SQLServerCentral Article

A genuine use for a SQL CLR Aggregate

,

When SQL CLR functions were added to SQL Server 2005 my interest was piqued by the possibility of introducing new aggregate functions. I quickly realised that most of the aggregate activity I wanted to do was better handled by T-SQL and/or extremely dangerous within a CLR function. For example, if we wanted to use an aggregate to work out the median (middle value) from a set you could write a CLR aggregate however on a large data set you would run the risk of consuming a huge amount of memory.

Judging by the examples (the lack of) on the Internet it seems that most people reached the same conclusion.
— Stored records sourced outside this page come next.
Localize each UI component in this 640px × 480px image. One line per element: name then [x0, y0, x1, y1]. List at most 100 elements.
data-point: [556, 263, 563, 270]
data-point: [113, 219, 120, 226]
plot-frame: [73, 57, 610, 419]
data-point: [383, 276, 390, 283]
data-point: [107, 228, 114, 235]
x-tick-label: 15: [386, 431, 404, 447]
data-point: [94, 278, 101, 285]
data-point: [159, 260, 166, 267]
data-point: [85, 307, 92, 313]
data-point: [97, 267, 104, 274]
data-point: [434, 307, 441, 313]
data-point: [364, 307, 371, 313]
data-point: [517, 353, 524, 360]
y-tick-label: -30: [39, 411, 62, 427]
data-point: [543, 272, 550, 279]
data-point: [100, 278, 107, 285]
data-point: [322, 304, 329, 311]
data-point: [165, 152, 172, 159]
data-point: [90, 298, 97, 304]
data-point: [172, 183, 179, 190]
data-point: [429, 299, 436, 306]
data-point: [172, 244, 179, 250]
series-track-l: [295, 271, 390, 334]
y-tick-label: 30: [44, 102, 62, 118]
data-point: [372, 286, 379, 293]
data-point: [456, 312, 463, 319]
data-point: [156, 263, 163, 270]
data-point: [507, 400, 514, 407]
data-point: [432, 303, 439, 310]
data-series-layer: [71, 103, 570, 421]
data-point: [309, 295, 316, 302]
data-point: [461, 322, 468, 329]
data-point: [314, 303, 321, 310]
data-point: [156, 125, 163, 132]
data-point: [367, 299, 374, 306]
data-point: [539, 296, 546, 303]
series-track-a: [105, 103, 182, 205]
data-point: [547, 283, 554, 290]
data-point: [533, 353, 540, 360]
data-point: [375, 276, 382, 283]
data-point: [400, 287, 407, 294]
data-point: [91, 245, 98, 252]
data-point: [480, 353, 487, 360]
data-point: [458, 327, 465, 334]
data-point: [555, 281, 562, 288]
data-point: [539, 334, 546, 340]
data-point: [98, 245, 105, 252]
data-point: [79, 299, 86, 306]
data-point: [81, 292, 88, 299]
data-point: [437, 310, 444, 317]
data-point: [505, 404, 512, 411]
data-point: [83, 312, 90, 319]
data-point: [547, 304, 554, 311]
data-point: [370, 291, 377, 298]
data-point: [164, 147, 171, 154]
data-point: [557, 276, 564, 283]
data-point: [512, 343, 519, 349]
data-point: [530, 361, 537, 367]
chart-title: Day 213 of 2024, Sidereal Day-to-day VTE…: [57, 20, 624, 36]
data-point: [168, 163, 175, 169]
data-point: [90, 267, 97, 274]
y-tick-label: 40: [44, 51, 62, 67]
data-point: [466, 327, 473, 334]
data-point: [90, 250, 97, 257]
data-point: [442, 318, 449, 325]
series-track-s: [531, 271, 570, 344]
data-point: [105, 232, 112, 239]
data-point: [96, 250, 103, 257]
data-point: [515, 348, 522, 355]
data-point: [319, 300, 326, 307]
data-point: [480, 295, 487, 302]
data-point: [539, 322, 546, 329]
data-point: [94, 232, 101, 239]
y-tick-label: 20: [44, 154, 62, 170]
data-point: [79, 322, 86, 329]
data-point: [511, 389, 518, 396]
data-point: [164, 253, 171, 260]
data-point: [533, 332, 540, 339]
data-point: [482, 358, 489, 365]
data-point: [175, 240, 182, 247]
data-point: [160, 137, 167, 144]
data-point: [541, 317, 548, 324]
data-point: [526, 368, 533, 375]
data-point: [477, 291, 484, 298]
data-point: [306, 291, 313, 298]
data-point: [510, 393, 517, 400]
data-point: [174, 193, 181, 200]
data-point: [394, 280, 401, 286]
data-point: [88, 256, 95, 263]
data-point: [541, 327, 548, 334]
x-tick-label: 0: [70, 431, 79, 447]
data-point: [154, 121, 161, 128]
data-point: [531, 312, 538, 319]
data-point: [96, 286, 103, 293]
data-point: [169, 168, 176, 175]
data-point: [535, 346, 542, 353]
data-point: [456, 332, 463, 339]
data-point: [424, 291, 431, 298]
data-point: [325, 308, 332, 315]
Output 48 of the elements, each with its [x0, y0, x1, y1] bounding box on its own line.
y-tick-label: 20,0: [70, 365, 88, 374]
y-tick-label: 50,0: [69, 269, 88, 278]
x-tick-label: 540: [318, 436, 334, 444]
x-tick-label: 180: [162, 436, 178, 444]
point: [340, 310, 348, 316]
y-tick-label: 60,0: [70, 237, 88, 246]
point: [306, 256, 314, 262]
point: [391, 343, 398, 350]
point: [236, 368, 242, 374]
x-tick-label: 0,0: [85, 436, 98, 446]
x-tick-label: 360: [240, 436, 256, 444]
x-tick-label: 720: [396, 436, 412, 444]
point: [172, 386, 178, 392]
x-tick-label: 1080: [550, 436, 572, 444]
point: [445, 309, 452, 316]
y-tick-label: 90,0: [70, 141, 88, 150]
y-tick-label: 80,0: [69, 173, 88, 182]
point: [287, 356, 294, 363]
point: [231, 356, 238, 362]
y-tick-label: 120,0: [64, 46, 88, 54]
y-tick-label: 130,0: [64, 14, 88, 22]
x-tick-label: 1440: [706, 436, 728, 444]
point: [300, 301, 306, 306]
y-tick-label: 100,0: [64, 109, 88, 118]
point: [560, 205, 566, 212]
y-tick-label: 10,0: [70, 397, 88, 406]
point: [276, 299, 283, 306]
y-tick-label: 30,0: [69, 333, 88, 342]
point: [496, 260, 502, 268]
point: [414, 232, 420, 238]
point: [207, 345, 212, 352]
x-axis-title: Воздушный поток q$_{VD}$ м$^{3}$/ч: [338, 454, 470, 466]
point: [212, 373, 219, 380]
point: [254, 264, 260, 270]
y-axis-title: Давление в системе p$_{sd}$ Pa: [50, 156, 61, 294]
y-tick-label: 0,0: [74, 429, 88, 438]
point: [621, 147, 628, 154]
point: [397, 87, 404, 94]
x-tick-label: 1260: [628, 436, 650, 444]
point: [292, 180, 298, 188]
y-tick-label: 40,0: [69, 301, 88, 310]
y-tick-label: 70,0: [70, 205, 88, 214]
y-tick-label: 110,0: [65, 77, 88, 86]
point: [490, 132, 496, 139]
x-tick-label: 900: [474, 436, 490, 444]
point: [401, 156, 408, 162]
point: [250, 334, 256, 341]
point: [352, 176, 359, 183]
In fact most examples seem entirely academic exercises or face the same problem as my Median example. The CLR aggregate examples I have seen are:

  • Concatenate strings (lots of plagiarism for this one)
  • A baker's dozen example (when would I ever use it?)
  • A weighted average calculation (interesting, but of limited use)

Characteristics of a good candidate for a CLR Aggregate

An aggregate operates over a set of data, which could be zero rows to whatever the limit is for rows in a SQL Server table. Potentially the aggregate could be performing a huge volume of work therefore poor candidates for aggregate have the following characteristics:

  • Require a substantial portion of the set to be held in memory (median and mode calculations)
  • Require string manipulation
  • Require the instantiation of many objects
  • Produce output that is of little use in the real world

A good candidate would be one that does something simple like COUNT, SUM, AVG, STDEV, STDEVP, VAR, VARP, RANK, NTILE etc but as these functions already exist in T-SQL I couldn't think of a genuinely useful, safe to run aggregate, so I put CLR aggregates to the back of my mind. Academically interesting but not useful in the real world.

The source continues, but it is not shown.